REBOCATO MONAGUILLO (1ª Parte )




              REBOCATO MONAGUILLO (PARTE )     
    
      Muchos años ha, nuestro amigo Rebocato se encontró en la disyuntiva de elegir entre el cobrar por parte de nuestro labriego castellanoviejo, o cobrar por el cura, es decir, si los domingos y fiestas de guardar no asistía al Oficio de la Santa Misa, bien a la Misa Pequeña (Misa rezada, en la que solo se encendían dos velas en el altar mayor y no se utilizaba el incensario), bien a la Misa Mayor (Misa Cantada en la que se encendían cuatro velas en el altar mayor y se usaba el incensario, en el cual se introducía una pastilla de carbón encendida y se le alimentaba con el incienso contenido en la naveta y servido, hacia el interior de aquel, con una cucharilla, lo que provocaba una pequeña humareda aromática), nuestro labriego le atizaba unos cuantos mosconazos, como mal menor.
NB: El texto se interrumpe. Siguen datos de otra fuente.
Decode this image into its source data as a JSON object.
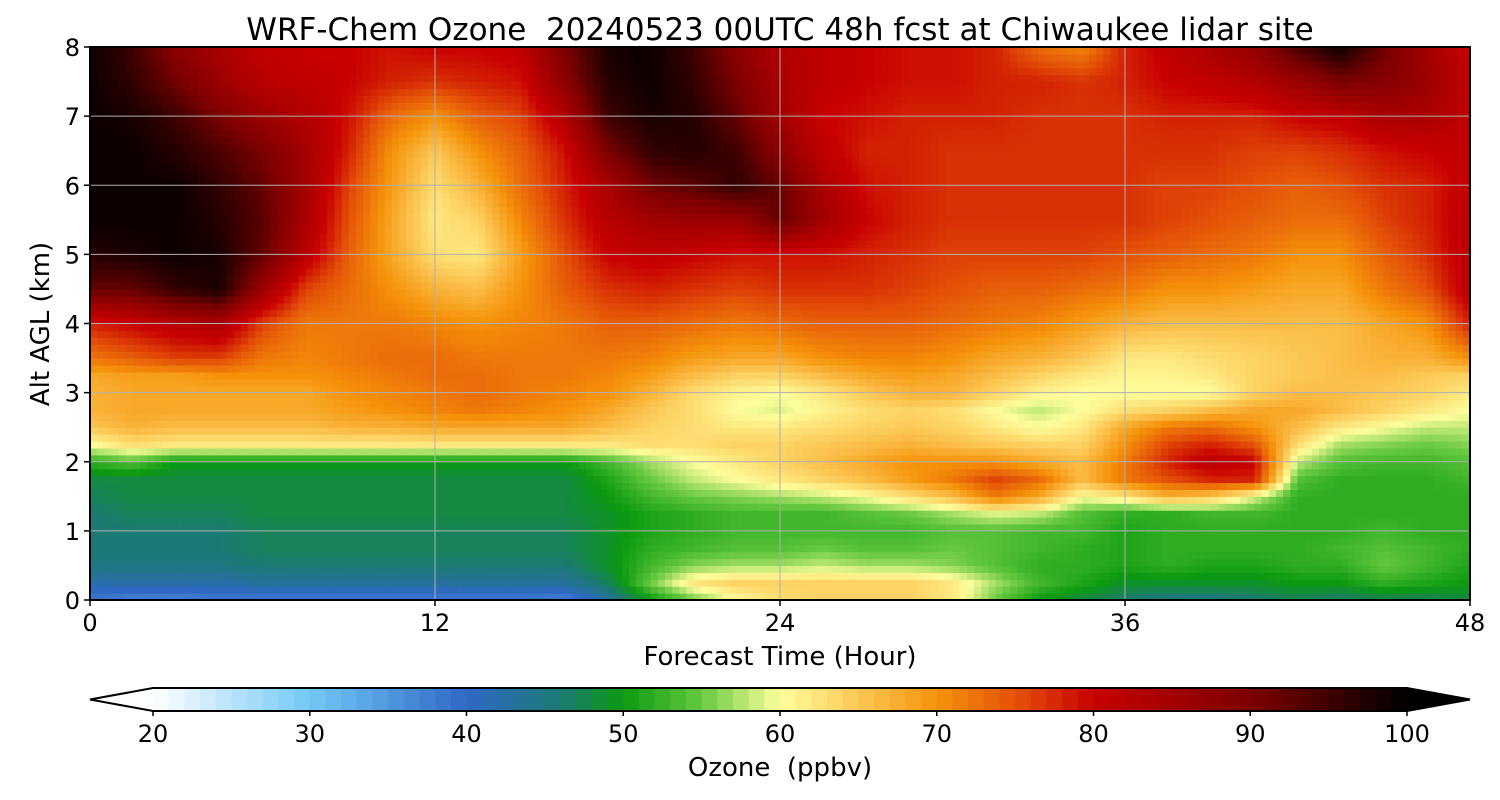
{
  "chart_data": {
    "type": "heatmap",
    "title": "WRF-Chem Ozone  20240523 00UTC 48h fcst at Chiwaukee lidar site",
    "xlabel": "Forecast Time (Hour)",
    "ylabel": "Alt AGL (km)",
    "xlim": [
      0,
      48
    ],
    "ylim": [
      0,
      8
    ],
    "xticks": [
      0,
      12,
      24,
      36,
      48
    ],
    "yticks": [
      0,
      1,
      2,
      3,
      4,
      5,
      6,
      7,
      8
    ],
    "grid": true,
    "colorbar": {
      "label": "Ozone  (ppbv)",
      "min": 20,
      "max": 100,
      "ticks": [
        20,
        30,
        40,
        50,
        60,
        70,
        80,
        90,
        100
      ],
      "extend": "both",
      "orientation": "horizontal",
      "stops": [
        {
          "value": 20,
          "color": "#ffffff"
        },
        {
          "value": 30,
          "color": "#72c8f5"
        },
        {
          "value": 40,
          "color": "#2f68c6"
        },
        {
          "value": 46,
          "color": "#1c7a74"
        },
        {
          "value": 50,
          "color": "#0b9a10"
        },
        {
          "value": 55,
          "color": "#67c940"
        },
        {
          "value": 60,
          "color": "#fefe9c"
        },
        {
          "value": 65,
          "color": "#fcc856"
        },
        {
          "value": 70,
          "color": "#f5920a"
        },
        {
          "value": 75,
          "color": "#e45208"
        },
        {
          "value": 80,
          "color": "#c80000"
        },
        {
          "value": 90,
          "color": "#7d0000"
        },
        {
          "value": 100,
          "color": "#000000"
        }
      ]
    },
    "field": {
      "x_hours": [
        0,
        1.5,
        3,
        4.5,
        6,
        7.5,
        9,
        10.5,
        12,
        13.5,
        15,
        16.5,
        18,
        19.5,
        21,
        22.5,
        24,
        25.5,
        27,
        28.5,
        30,
        31.5,
        33,
        34.5,
        36,
        37.5,
        39,
        40.5,
        42,
        43.5,
        45,
        46.5,
        48
      ],
      "z_km": [
        0,
        0.25,
        0.5,
        0.75,
        1,
        1.25,
        1.5,
        1.75,
        2,
        2.25,
        2.5,
        2.75,
        3,
        3.25,
        3.5,
        4,
        4.5,
        5,
        5.5,
        6,
        6.5,
        7,
        7.5,
        8
      ],
      "ozone_ppbv": [
        [
          38,
          37,
          37,
          38,
          38,
          38,
          38,
          38,
          38,
          38,
          38,
          37,
          43,
          50,
          55,
          60,
          63,
          64,
          64,
          64,
          62,
          55,
          50,
          48,
          46,
          45,
          45,
          46,
          47,
          46,
          47,
          47,
          48
        ],
        [
          42,
          42,
          42,
          42,
          43,
          43,
          43,
          43,
          43,
          43,
          43,
          43,
          47,
          55,
          62,
          64,
          64,
          64,
          64,
          64,
          62,
          57,
          53,
          51,
          49,
          49,
          49,
          49,
          50,
          50,
          52,
          51,
          50
        ],
        [
          45,
          45,
          45,
          45,
          46,
          46,
          46,
          46,
          46,
          46,
          46,
          46,
          49,
          53,
          56,
          57,
          57,
          58,
          57,
          57,
          56,
          54,
          52,
          52,
          51,
          52,
          51,
          51,
          52,
          52,
          55,
          53,
          51
        ],
        [
          46,
          46,
          46,
          46,
          47,
          47,
          47,
          47,
          47,
          47,
          47,
          47,
          49,
          52,
          53,
          54,
          54,
          55,
          54,
          54,
          55,
          54,
          53,
          52,
          51,
          52,
          52,
          52,
          52,
          53,
          54,
          53,
          52
        ],
        [
          46,
          46,
          46,
          46,
          47,
          47,
          47,
          47,
          47,
          47,
          47,
          47,
          49,
          51,
          52,
          53,
          53,
          53,
          53,
          53,
          54,
          54,
          53,
          53,
          51,
          52,
          52,
          52,
          52,
          52,
          53,
          52,
          52
        ],
        [
          46,
          47,
          47,
          47,
          48,
          48,
          48,
          48,
          48,
          48,
          48,
          48,
          49,
          51,
          52,
          53,
          53,
          53,
          54,
          55,
          57,
          59,
          58,
          54,
          52,
          52,
          53,
          53,
          52,
          52,
          52,
          52,
          52
        ],
        [
          47,
          48,
          48,
          48,
          48,
          48,
          48,
          48,
          48,
          48,
          48,
          48,
          50,
          53,
          55,
          56,
          57,
          58,
          60,
          63,
          66,
          72,
          68,
          60,
          62,
          67,
          65,
          59,
          52,
          52,
          52,
          52,
          52
        ],
        [
          48,
          48,
          48,
          48,
          48,
          48,
          48,
          48,
          48,
          48,
          48,
          48,
          51,
          55,
          58,
          60,
          62,
          64,
          66,
          69,
          72,
          76,
          73,
          66,
          72,
          75,
          78,
          78,
          54,
          52,
          52,
          52,
          53
        ],
        [
          52,
          54,
          50,
          50,
          50,
          50,
          50,
          50,
          50,
          50,
          50,
          50,
          53,
          57,
          60,
          62,
          64,
          66,
          68,
          70,
          70,
          70,
          68,
          66,
          72,
          78,
          82,
          80,
          58,
          54,
          53,
          53,
          54
        ],
        [
          60,
          63,
          62,
          62,
          62,
          62,
          62,
          62,
          62,
          62,
          62,
          62,
          62,
          63,
          63,
          64,
          64,
          65,
          66,
          67,
          66,
          65,
          64,
          64,
          70,
          76,
          78,
          75,
          63,
          57,
          56,
          55,
          56
        ],
        [
          65,
          67,
          66,
          66,
          66,
          66,
          67,
          67,
          68,
          68,
          68,
          68,
          66,
          64,
          63,
          62,
          62,
          63,
          64,
          65,
          64,
          62,
          60,
          62,
          68,
          72,
          73,
          70,
          66,
          62,
          60,
          58,
          58
        ],
        [
          67,
          68,
          68,
          68,
          68,
          68,
          69,
          70,
          71,
          72,
          71,
          70,
          68,
          65,
          63,
          60,
          59,
          61,
          63,
          64,
          63,
          60,
          58,
          60,
          63,
          64,
          66,
          68,
          68,
          66,
          64,
          62,
          60
        ],
        [
          67,
          68,
          68,
          68,
          68,
          68,
          70,
          71,
          72,
          73,
          72,
          71,
          70,
          67,
          63,
          61,
          60,
          62,
          65,
          67,
          67,
          64,
          61,
          60,
          60,
          60,
          60,
          64,
          66,
          66,
          65,
          64,
          62
        ],
        [
          68,
          69,
          69,
          70,
          70,
          70,
          71,
          72,
          73,
          73,
          72,
          72,
          71,
          69,
          66,
          64,
          64,
          66,
          68,
          69,
          68,
          66,
          64,
          62,
          61,
          61,
          62,
          64,
          65,
          66,
          66,
          65,
          64
        ],
        [
          72,
          74,
          76,
          76,
          72,
          71,
          72,
          73,
          73,
          72,
          72,
          72,
          72,
          71,
          69,
          68,
          68,
          70,
          71,
          71,
          70,
          68,
          67,
          65,
          62,
          62,
          63,
          64,
          65,
          66,
          67,
          67,
          70
        ],
        [
          78,
          80,
          82,
          84,
          76,
          72,
          72,
          72,
          71,
          70,
          71,
          72,
          74,
          74,
          73,
          72,
          73,
          74,
          74,
          74,
          73,
          72,
          71,
          69,
          67,
          66,
          66,
          66,
          66,
          66,
          68,
          70,
          78
        ],
        [
          92,
          92,
          96,
          98,
          86,
          76,
          73,
          70,
          67,
          66,
          70,
          74,
          77,
          78,
          77,
          76,
          77,
          77,
          77,
          76,
          75,
          74,
          74,
          73,
          72,
          70,
          70,
          69,
          68,
          68,
          72,
          75,
          82
        ],
        [
          97,
          98,
          99,
          98,
          92,
          82,
          74,
          68,
          63,
          62,
          69,
          75,
          80,
          81,
          80,
          79,
          79,
          79,
          78,
          77,
          76,
          76,
          76,
          76,
          75,
          74,
          73,
          72,
          70,
          70,
          74,
          77,
          82
        ],
        [
          99,
          99,
          99,
          97,
          93,
          84,
          75,
          68,
          62,
          64,
          71,
          77,
          82,
          85,
          86,
          86,
          92,
          85,
          80,
          78,
          77,
          77,
          77,
          77,
          77,
          76,
          75,
          74,
          73,
          73,
          76,
          78,
          82
        ],
        [
          99,
          99,
          99,
          96,
          92,
          85,
          76,
          69,
          63,
          67,
          73,
          78,
          84,
          91,
          93,
          96,
          92,
          84,
          79,
          78,
          77,
          77,
          77,
          77,
          77,
          76,
          76,
          75,
          74,
          75,
          77,
          78,
          81
        ],
        [
          99,
          99,
          97,
          94,
          90,
          85,
          78,
          70,
          65,
          70,
          74,
          79,
          90,
          96,
          97,
          95,
          88,
          81,
          78,
          78,
          77,
          77,
          77,
          77,
          77,
          77,
          77,
          76,
          76,
          77,
          79,
          80,
          81
        ],
        [
          99,
          98,
          95,
          90,
          86,
          83,
          79,
          73,
          70,
          74,
          76,
          83,
          95,
          98,
          97,
          92,
          85,
          80,
          79,
          78,
          78,
          78,
          77,
          77,
          77,
          78,
          78,
          78,
          80,
          81,
          84,
          84,
          81
        ],
        [
          99,
          96,
          91,
          86,
          82,
          81,
          80,
          78,
          77,
          78,
          79,
          88,
          97,
          99,
          96,
          90,
          84,
          81,
          80,
          79,
          79,
          78,
          78,
          77,
          78,
          80,
          81,
          83,
          86,
          90,
          89,
          86,
          81
        ],
        [
          99,
          95,
          88,
          84,
          81,
          80,
          80,
          79,
          80,
          80,
          81,
          90,
          98,
          99,
          95,
          88,
          83,
          81,
          80,
          79,
          79,
          78,
          73,
          71,
          78,
          81,
          84,
          87,
          94,
          99,
          91,
          85,
          80
        ]
      ]
    }
  }
}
Debido a esto, Rebocato, optó por ejercer de monaguillo en la parroquia y, de esta manera, asistir a ayudar a misa con lo cual recibía por salario –por parte del cura– una peseta los domingos y festivos, y una perra gorda los días laborables de lunes a sábado, ambos inclusive.


       Como el sueldo no era muy boyante que digamos, un día a uno de los monaguillos se le ocurrió la idea de distraer algunas perras gordas de la cesta de la petición de dinero que se hacía a los feligreses durante la celebración de la misa.  Cada día pasaba la cesta un monaguillo y entre todos decidieron que al acabar con la petición, dejar la cesta dentro de la sacristía ya que, allí estaba alejada de la vista de todo el mundo (aunque no  los ojos de Dios que todo lo ve), hasta de la del cura que continuaba oficiando impávidamente, y así poder apoderarse de algunas monedas sin testigo alguno.

       Durante un tiempo nuestros audaces monaguillos estuvieron mangando perras gordas impunemente, hasta que un día, el sacerdote, que ya andaba con la mosca tras la oreja dado que la recaudación cada día era más mermante, les ordenó a sus acólitos que al finalizar la petición, la cestilla de las monedas la dejaran a la vista, a un lado del altar mayor donde se estaba oficiando la misa, con lo que la trama se vino abajo aunque sin juicio alguno (ignoramos si el Bárcenas y otros muchos políticos nuestros actuales ejercieron de monaguillos en su día) para los pseudo obispillos apandadores.

       El Convenio de los monaguillos con el Cura incluía, también, el asistir a los rosarios y novenas todos los días de la semana, con lo cual, en ello consumía Rebocato el poco tiempo libre que le quedaba a lo largo del día, después de asistir a la escuela pública, echar de comer a los bichos de las cuadras y corrales, hacer deberes, etc.

    Vamos, que el día aunque le cundía a nuestro amigo, no disponía de excesivo tiempo libre que dedicar al ocio y a la holganza. Está escrito: < el ocio es la fuente de todos los  vicios >.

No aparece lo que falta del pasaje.